Saria SE & Co. KG (written as SARIA) is a family-run international group of companies with over 200 locations in 26 countries and 13,000 employees. The SARIA Group is headquartered in Selm.

== Description ==
With various activities and subsidiaries, the group of companies is active in agriculture, animal feed, food, and pharmaceutical industries as a service provider and manufacturer of quality products.

The group's main activities focus on the collection and processing of organic waste and animal by-products. In this way, the group has been contributing to the circular economy for decades.

SARIA is part of the RETHMANN Group.

==History==
RETHMANN first became active in the field of recycling animal by-products when it took over the firm "Gebr.

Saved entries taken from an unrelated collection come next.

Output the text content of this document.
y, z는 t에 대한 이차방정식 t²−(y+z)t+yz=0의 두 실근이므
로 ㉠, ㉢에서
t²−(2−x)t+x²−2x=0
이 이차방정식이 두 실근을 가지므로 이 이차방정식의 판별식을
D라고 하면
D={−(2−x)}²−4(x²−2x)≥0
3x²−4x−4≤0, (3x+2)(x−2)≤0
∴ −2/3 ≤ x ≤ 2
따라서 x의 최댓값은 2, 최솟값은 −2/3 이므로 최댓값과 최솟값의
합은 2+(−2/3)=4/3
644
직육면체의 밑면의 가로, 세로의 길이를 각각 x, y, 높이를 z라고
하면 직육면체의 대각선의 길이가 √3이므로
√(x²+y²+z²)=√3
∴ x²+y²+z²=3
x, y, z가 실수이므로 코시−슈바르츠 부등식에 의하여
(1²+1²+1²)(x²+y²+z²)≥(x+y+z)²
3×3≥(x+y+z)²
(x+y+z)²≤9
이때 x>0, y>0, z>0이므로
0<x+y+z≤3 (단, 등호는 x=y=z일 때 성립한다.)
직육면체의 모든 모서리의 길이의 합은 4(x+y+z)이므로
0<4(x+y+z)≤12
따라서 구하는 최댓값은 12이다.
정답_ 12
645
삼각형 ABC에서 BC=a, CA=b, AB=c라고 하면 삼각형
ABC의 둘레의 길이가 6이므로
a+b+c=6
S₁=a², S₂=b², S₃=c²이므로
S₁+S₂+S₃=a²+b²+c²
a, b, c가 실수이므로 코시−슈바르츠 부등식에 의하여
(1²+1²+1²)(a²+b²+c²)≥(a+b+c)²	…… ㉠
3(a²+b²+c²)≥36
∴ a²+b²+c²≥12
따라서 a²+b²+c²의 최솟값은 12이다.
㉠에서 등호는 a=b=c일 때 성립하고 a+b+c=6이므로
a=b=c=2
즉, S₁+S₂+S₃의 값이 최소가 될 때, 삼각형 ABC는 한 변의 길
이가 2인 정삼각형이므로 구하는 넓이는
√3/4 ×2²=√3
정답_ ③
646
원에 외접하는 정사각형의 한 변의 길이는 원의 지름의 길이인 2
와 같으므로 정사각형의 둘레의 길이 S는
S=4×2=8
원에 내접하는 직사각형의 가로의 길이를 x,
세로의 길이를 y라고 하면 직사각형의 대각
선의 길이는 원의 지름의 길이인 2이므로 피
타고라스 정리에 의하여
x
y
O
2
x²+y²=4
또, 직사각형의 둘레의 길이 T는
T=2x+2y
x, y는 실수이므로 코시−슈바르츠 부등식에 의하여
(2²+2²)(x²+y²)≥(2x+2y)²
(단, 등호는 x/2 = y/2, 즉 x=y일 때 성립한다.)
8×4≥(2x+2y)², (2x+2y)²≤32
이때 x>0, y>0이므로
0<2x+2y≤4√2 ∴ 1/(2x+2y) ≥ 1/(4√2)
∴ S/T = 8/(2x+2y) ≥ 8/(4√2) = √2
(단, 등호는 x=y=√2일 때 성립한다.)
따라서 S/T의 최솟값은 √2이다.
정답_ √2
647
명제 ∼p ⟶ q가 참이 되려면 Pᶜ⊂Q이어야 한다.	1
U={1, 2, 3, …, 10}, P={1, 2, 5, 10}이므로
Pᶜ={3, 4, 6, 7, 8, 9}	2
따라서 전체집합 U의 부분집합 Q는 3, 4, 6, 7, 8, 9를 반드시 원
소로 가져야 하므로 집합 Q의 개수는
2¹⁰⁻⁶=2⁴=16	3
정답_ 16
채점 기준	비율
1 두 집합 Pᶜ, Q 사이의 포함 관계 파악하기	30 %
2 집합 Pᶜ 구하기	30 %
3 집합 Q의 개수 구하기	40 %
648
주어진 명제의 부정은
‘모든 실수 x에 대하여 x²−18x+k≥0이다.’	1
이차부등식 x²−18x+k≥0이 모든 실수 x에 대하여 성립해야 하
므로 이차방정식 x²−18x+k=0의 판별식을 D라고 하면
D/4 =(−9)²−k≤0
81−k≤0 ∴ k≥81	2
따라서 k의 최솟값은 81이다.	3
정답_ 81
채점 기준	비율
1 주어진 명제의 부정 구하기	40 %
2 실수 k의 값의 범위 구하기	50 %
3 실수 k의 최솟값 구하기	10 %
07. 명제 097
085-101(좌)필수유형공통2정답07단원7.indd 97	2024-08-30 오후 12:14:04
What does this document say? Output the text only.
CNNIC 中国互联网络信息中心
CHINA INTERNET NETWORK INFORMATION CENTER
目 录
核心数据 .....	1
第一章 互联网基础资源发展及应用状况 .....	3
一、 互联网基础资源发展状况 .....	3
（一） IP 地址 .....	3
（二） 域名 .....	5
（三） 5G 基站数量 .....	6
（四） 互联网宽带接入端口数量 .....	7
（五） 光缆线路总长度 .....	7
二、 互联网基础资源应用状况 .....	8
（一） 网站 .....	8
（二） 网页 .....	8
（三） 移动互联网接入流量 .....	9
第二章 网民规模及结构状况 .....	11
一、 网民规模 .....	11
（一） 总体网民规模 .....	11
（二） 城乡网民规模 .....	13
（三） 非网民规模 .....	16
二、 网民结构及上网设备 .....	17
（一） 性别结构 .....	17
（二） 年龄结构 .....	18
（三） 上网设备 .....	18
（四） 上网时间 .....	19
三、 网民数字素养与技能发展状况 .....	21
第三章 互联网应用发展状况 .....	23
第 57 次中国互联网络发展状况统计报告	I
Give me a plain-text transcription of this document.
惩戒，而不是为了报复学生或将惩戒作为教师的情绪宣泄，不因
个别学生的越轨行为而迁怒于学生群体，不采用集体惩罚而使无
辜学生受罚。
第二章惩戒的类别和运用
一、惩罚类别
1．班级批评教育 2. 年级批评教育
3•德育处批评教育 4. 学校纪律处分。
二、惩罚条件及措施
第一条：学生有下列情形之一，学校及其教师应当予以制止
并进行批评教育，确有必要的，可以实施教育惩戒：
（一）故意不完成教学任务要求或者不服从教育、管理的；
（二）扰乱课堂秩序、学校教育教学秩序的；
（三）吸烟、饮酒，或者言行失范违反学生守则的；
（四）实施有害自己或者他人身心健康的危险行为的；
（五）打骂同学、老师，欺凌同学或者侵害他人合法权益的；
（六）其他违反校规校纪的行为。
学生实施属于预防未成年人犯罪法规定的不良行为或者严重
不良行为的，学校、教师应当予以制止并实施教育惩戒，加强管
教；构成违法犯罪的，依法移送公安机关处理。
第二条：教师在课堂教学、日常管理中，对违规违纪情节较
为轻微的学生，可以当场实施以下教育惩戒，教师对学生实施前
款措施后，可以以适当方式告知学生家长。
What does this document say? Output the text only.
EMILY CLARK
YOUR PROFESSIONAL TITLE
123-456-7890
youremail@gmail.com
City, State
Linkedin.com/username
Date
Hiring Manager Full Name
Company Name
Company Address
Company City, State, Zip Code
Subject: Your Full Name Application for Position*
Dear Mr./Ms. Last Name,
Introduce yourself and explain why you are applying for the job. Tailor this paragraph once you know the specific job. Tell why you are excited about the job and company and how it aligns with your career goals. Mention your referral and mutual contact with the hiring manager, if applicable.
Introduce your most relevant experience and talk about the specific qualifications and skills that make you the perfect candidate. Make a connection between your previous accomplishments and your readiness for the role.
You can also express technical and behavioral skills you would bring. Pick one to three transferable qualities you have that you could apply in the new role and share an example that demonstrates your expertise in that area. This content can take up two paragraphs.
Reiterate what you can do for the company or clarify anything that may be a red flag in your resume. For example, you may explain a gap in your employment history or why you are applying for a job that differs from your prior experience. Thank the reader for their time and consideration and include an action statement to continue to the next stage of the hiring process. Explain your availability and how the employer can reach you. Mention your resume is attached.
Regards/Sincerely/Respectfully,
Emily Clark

Schaap" in Marl, Germany in 1977. SARIA Bio-Industries AG & Co. KG was then founded in 1998 as an independent division of the RETHMANN Group. The new company united all of the Group's activities within the product and service segments that had previously been run by a number of companies including RETHMANN TBA GmbH & Co. KG.

Processing plants were already being operated at the time of the company's foundation in:
- Germany (7 plants)
- Austria (1 plant)
- Czech Republic (1 plant)
- France (10 plants, previously Soporga and SFM)
- Spain (1 plant)
- Poland (1 plant)

Since 1998, the company has been steadily growing in size by expanding into new areas, extending existing processing plants, and by taking over existing companies operating in the same sector of business. The company now operates approximately 200 sites which are located in 26 countries worldwide. A milestone in the company's history was, for example, when it put Germany's first ever plant into operation in 2001 to produce biodiesel from animal fat. This plant is located in Malchin, Germany. Further plants have followed, with vegetable oils now also being used to produce biofuels.

==De Mulder Group Acquisition==
In 2011 the group acquired a controlling 51% interest in Prosper De Mulder Group, the UK's largest company associated with animal by-products. Members of the founder's family controlled the remaining share. In February 2016, SARIA purchased the remaining 49% of shares from the De Mulder Family.